With AKARTS set to drop more products soon, we caught up with the artist to talk streetwear in Ottawa, dream collaborations, and making rappers the hero of the story.
What’s the streetwear scene like in Ottawa at the moment?
It’s emerging and taking big strides. I had a few pieces in the streetwear store NRML. I applied to work there and the owner was doing the interview. I brought my portfolio and he said we should feature my work in the store. I emailed him later and asked if he was serious about it. He said yes so we had two pop-ups in 2019 that went really well.
It was beautiful to see people line up and come in. I was there the whole day and things sold. But I would say the scene there is important, with NRML at the forefront and more places emerging. I can’t wait to see what comes next, and be part of it.
“Whenever an album drops, I listen to it and try to imagine what would this album look like if you could capture it and turn it into a comic book or manga cover. I try to make the rapper the hero of the story because they are.”
Your brand is a combination of your love for music and graphic novels. What is it about graphic novels that captured your imagination?
I was maybe 10, watching Dragon Ball Z, trying to stay up late without getting caught. I was so amazed by the emotion, the characters and everything about it. I got into manga and comic books, looking at different art styles, colours, brush strokes. It’s fascinating.
In middle school, I got a computer with Photoshop. That was another love of mine, and I was amazed by what it could do. Fast forward to 2015, I got a tablet where I could draw on my computer. I started drawing and realized I was making musicians the hero.
The more you look at art, the more you see the finer details. How the strokes become smaller for different motions, and you learn how to use colour in terms of contrast. It’s a whole other world.
And music obviously plays a big part as well.
My work is dependent on artists making new music. Whenever an album drops, I listen to it and try to imagine what would this album look like if you could capture it and turn it into a comic book or manga cover. I try to make the rapper the hero of the story because they are. I love working with The Weeknd, Drake, and I love it when artists have alter egos they create.

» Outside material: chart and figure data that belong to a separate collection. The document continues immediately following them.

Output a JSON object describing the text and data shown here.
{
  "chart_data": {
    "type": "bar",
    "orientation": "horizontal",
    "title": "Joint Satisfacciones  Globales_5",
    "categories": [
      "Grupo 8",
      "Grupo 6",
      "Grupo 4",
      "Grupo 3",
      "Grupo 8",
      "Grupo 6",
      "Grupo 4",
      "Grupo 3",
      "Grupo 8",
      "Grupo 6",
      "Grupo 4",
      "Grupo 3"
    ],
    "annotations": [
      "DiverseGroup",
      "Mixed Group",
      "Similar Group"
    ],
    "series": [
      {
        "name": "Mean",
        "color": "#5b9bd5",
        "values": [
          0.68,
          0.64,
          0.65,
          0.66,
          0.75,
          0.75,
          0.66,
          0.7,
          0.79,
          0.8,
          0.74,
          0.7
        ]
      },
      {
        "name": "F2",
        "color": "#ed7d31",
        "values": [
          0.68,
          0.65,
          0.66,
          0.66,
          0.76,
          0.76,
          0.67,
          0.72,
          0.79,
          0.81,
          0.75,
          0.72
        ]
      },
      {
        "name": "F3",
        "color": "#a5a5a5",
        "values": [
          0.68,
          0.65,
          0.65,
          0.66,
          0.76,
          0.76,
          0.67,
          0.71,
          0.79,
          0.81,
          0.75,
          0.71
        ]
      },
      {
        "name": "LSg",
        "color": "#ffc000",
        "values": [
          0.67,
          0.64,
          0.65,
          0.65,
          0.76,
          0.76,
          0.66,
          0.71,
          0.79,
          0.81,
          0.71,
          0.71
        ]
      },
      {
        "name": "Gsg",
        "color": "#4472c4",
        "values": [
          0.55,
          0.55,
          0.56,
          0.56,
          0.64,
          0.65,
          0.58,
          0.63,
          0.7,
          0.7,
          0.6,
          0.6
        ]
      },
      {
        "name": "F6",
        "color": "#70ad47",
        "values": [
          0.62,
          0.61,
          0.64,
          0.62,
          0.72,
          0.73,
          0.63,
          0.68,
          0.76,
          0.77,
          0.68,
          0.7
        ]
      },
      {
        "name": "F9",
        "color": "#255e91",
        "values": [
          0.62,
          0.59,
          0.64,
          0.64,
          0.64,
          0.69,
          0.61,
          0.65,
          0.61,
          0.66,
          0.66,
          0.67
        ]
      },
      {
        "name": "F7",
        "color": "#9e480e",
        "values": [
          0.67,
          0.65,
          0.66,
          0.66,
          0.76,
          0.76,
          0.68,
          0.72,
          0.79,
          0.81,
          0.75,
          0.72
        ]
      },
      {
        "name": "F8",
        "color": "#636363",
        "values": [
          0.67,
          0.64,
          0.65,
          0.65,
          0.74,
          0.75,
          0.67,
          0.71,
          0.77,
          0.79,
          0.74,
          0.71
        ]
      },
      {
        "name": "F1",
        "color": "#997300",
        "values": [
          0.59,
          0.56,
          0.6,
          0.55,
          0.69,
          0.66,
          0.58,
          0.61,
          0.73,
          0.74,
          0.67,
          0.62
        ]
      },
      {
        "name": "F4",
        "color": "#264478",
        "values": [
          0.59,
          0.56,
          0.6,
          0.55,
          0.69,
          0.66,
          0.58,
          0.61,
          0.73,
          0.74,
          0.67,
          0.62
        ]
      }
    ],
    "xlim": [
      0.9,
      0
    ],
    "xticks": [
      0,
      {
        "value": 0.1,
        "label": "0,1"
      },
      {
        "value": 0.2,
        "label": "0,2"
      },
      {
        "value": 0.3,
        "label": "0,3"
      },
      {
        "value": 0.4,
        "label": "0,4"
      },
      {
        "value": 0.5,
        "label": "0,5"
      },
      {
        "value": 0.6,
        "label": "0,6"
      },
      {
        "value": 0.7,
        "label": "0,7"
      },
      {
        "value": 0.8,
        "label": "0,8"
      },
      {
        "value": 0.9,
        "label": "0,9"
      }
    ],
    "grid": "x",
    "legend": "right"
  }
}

I also work from music videos the artist has put out from the album or the album cover itself so it doesn’t feel separate. It has to be cohesive, and an interpretation of it as a manga cover.
How does your process work for these pieces?
It starts with a lot of research. I want my work to evoke something that feels familiar yet foreign. I want to put my twist on it. When I find something I can work from I do mock ups and a collage to see if the ideas work together. Then I draw it, colour it, and those steps come with the music. I normally do my work at night, when I feel like I’m the only one awake.
What do you currently have on offer at AKARTS?
I started selling canvas prints around 2016. That went well so I decided to branch out to clothing. My graphic tees were from earlier works I’d done but reimagined for t-shirts. I called it Pilot. It went well so since then I’ve been creating essentials.
As of last year, I wanted to go harder so I reached out to suppliers and created sweatpant designs, tote bags, jackets, and I had a summer drop with more accessories. Some of the pieces have been out for a while but it’s interesting to reimagine and adapt them in different ways.
You’ve had your work recognized by some impressive people. Timothée Chalamet wore one of your T-shirts recently.
That was surreal. My friends were answering people in the comments asking where the shirt was from. We all woke up early because other people in different time zones were asking, so we wanted to catch them. It really brought a lot of positive growth to the brand.
With The Weeknd, everything I was doing at that moment was purposeful. I created an animation and had pieces backed up because I really wanted him to see it. I love the visual and whole concept of After Hours. So I posted it, tagged his fan pages and the Internet worked its magic and he shared it.
Is there anyone you’re looking to catch the attention of next?
Drake, for sure. I created an animation for Certified Lover Boy in January and still have it sat on my hard drive. If I never know what to listen to, I listen to Drake. Travis Scott too.
What have you got lined up we can look forward to?
I’m currently working on my spring/summer collection. For the holidays, I’m planning a series of weekly giveaways in which I’ll be giving away one-of-one canvas prints, so keep an eye out for that. I was also recently invited to have my work displayed at an upcoming RAW Artists showcase here in Ottawa. Their events feature and promote the work of local artists from a variety of fields, highlighting what makes Ottawa art so special. I’m super honoured to have been invited!